As well as unnanounced inspections, the GPhC proposed changing the overall inspection outcomes to ‘Standards met’, which requires all of the regulator’s standards for registered pharmacies to be met, or ‘Standards not all met’. It suggested introducing four possible gradings for each group of five principles that the GPhC sets — ‘Standards not all met’, ‘Standards met’, ‘Good practice’ and ‘Excellent practice’.

As detailed in its , the GPhC said it received general support for many of the areas covered in the consultation proposals, but it said the requirement for all pharmacies to meet all standards in order to receive a ‘Standards met’ outcome was met with disagreement.

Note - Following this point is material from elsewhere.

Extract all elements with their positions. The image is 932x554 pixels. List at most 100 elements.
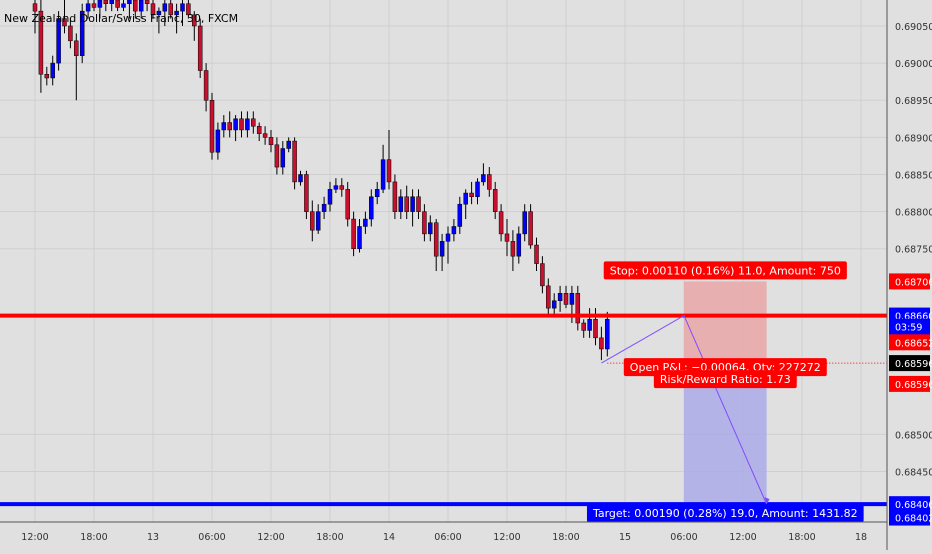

When asked: “Do you think that not meeting one standard should result in the pharmacy receiving an overall outcome of ‘standards not all met’?”, more than 60% of organisations and 59% of individuals answered “no”. Many of those who provided comments with their answers said they thought it was unfair to use “the same broad brush for those failing one or the majority of the standards”.

Half of all organisations and 62% of individuals who responded to the consultation said they were in support of unannounced inspections and felt that pharmacies should be inspection-ready at all times, rather than preparing specifically in advance of an inspection. They said that unannounced inspections would eliminate the possibility of last-minute cover-ups and that they had the potential to uncover poor practices.

However, some respondents described unannounced inspections as “unduly disruptive” and “stressful” to the pharmacy team, potentially impacting on patient care and safety.

A significant change proposed by the GPhC was the introduction of the publication of inspection reports which are not currently published. While 66% of organisations and 64% of individuals were in support of the proposal, a number of respondents were of the opinion that publication might harm the reputation of pharmacies and undermine the public’s trust in pharmacy professionals, thus jeopardising the business. Others commented on the potential for misuse of the information contained in the reports.

A frequent comment relating to the publication of inspection reports was that the public would not be interested or affected by the findings, but the poll found that 76% of the public supported their publication. 

The GPhC said it would consider responses to the consultation and discuss its final proposals for regulating registered pharmacies at its council meeting in December 2018.

It said it expected to begin implementation of the agreed proposals at the beginning of 2019.